Laughter heals. According to the Mayo Clinic, laughter does more than just help you clear mentally, but physically, it provides oxygen-rich air, stimulates your lungs, muscles, and heart and increases healing endorphins into your body.
David DiSalvo, author of What Makes Your Brain Happy and Why You Should Do The Opposite, published an article in Forbes Magazine identifying six science based reasons laughter is the best medicine. I especially recognize two of these in the school setting. The first is that laughter has a similar impact on the brain, just as antidepressants do. When you laugh, you release neurotransmitter serotonin which is the same chemical in the brain that is affected by the common type of antidepressants, SSRIs. While the length of time differs between the medicine and laughter, the potent power of laughter is evident.
The other reason is that “laughter is central to relationships,” according to DiSalvo.
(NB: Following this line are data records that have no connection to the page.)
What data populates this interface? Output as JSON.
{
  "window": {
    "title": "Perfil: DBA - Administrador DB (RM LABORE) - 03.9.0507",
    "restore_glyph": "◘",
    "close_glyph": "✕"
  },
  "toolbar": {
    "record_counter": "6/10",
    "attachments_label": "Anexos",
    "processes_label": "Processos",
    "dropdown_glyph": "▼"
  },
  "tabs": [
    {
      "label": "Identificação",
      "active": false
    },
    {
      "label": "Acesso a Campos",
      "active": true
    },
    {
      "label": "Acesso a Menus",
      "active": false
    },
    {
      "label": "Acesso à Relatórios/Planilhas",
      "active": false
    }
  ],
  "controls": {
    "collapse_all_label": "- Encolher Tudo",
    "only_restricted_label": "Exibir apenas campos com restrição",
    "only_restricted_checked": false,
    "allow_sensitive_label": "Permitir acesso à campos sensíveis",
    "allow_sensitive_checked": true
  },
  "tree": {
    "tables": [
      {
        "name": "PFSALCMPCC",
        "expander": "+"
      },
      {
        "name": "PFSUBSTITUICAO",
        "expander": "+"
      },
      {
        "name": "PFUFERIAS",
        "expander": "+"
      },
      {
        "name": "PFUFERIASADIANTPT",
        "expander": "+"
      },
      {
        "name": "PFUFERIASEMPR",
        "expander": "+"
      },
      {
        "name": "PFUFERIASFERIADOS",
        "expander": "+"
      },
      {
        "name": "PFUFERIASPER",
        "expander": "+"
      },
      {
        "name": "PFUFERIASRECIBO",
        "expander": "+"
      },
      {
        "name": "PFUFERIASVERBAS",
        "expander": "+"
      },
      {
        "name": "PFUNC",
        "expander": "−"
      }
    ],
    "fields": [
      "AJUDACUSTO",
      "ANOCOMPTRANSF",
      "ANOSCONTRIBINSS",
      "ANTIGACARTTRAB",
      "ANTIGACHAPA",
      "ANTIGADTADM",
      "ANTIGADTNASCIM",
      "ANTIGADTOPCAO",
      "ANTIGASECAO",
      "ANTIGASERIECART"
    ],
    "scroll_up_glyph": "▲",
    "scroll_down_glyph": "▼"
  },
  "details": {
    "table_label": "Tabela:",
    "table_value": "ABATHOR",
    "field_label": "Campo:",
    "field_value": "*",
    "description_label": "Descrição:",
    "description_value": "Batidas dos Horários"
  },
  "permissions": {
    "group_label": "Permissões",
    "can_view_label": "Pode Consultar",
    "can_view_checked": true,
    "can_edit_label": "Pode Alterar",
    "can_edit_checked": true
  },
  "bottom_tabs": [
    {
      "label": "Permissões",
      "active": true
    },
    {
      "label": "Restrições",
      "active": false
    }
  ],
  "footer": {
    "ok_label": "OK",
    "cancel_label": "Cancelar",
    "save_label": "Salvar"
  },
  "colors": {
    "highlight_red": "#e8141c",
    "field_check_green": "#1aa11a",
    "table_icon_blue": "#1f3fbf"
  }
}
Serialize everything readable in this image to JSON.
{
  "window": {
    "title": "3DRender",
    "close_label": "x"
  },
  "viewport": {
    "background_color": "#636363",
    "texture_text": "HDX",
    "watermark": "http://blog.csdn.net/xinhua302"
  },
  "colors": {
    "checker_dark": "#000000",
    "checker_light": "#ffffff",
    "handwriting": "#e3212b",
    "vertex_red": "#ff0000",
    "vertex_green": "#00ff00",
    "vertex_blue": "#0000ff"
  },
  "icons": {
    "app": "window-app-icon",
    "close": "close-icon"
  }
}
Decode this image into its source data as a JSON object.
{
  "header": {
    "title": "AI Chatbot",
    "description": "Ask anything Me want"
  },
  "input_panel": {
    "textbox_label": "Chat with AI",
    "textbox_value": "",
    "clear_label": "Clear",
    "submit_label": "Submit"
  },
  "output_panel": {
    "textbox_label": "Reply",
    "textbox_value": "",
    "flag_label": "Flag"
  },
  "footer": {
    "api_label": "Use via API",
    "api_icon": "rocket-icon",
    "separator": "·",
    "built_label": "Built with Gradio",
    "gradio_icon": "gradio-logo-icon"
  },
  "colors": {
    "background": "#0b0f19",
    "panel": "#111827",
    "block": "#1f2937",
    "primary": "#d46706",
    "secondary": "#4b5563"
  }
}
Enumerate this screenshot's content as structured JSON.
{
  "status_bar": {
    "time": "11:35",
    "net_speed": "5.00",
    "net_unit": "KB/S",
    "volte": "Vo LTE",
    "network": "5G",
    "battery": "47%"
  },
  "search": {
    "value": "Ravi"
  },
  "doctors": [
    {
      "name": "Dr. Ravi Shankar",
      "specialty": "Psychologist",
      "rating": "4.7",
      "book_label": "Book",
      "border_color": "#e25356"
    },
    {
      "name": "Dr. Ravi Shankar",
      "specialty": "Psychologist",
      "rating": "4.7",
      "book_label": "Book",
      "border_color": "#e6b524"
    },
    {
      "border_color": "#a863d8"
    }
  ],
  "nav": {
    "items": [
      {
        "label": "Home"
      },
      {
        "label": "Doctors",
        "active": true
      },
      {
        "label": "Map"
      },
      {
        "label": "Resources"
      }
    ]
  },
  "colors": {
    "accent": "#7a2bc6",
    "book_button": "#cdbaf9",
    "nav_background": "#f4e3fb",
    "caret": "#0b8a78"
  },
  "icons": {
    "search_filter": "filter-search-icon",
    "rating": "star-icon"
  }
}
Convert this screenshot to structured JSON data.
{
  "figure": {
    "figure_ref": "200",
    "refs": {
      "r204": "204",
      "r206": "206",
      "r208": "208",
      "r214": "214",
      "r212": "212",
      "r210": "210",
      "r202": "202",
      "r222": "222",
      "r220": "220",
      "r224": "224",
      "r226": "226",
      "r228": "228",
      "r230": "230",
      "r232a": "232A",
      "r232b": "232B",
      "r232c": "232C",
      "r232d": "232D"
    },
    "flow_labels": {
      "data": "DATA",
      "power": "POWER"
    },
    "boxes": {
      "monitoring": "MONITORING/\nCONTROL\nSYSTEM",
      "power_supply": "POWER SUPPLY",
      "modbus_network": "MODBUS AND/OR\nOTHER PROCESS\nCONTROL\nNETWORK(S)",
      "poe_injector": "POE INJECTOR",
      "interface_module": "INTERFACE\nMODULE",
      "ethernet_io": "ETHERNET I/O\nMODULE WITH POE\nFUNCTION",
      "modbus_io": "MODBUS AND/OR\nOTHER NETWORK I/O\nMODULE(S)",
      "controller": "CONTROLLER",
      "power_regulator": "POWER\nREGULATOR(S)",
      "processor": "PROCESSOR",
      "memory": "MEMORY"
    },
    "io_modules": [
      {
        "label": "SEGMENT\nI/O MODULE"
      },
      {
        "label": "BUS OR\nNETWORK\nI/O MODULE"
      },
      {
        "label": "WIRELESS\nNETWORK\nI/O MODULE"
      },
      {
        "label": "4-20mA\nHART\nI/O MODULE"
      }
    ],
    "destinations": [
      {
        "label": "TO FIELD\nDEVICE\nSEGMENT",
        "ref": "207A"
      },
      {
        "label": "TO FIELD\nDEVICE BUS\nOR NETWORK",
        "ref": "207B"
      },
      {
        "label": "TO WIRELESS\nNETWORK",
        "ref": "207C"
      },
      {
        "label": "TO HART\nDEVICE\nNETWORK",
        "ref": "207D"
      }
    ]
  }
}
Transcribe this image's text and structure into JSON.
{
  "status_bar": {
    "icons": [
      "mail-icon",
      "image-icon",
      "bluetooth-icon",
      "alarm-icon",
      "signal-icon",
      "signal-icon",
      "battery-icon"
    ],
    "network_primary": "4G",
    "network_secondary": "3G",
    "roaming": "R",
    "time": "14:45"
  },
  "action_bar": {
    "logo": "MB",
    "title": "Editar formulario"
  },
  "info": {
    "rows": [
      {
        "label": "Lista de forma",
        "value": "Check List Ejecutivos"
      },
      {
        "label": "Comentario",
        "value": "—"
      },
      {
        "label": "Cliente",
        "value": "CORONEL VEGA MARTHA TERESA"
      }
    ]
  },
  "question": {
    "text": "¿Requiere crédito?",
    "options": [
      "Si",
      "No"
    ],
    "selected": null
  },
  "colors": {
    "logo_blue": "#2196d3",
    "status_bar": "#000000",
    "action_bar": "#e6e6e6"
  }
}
When I walk through the school hallways in the morning, I see plenty of evidence that this last reason rings true: students surprising their friends by jumping in their face to feign shock, a student tapping on the shoulder of another student and then acting like they didn’t (adults do this as well), a teacher laughing with a colleague about a story shared, two students practicing a hand shake. When we take the time to play with one another, we are connecting through laughter. Laughter frees us to: enjoy one another, relax when overwhelmed, and appreciate our lives. The connection that laughter provides builds relationships between people. It allows the spark in me to understand the spark in you.
It is obvious to me that students and teachers who are able to find humor with their friends and colleagues are more easily able to maintain a balanced life. They healthy perspective on their lives. Students who struggle with anxiety and insecurity are often the same ones who rarely laugh; these are the students who have trouble connecting with peers. Teaching students to laugh and play provides them a lifelong tool to combat stress and worry. As Annie Keys said, “That ability to laugh at myself takes me from being a victim to being a victor.” As educators and parents we must teach students today to recognize and find the humor in their mistakes. The best way to do this is to recognize and find humor in our own mistakes and share this with those we lead.
Our students today take on the world. They are our offspring – the generation which thinks we can do everything and be everything. We are the generation owho grew up slowly, and yet, can thrive within the fast pace of today. We are the generation who did not build relationships and connections with technology, but fully work within it now. Our children’s childhoods are busier and fuller than ever. Never before have children had so many options, so much information, and so many ways to connect with others. I wonder, do my own children laugh as much as I did when I was their age? Do they play enough?
“Play doesn’t just help us to explore what is essential. It is essential in and of itself.” Greg McKeown. This quote says it all to me.
Play and laughter are essential. They help clear our minds and our hearts. They foster appreciation and wonder, joy and love. They calm us and heal us. As W.E.B Dubois said, “I am especially glad of the divine gift of laughter; it has made the world human and lovable, despite all it’s pain and wrong.”
I hope you find time this week to play. I hope you hear the laughter in the hallways you walk, whether they are in a school building, a grocery store, business office, or out in nature. I hope you recognize it and are better for it. I hope you seize the moment to connect through play. You will gain more from those precious moments than from many others during your week. Thanks for reading.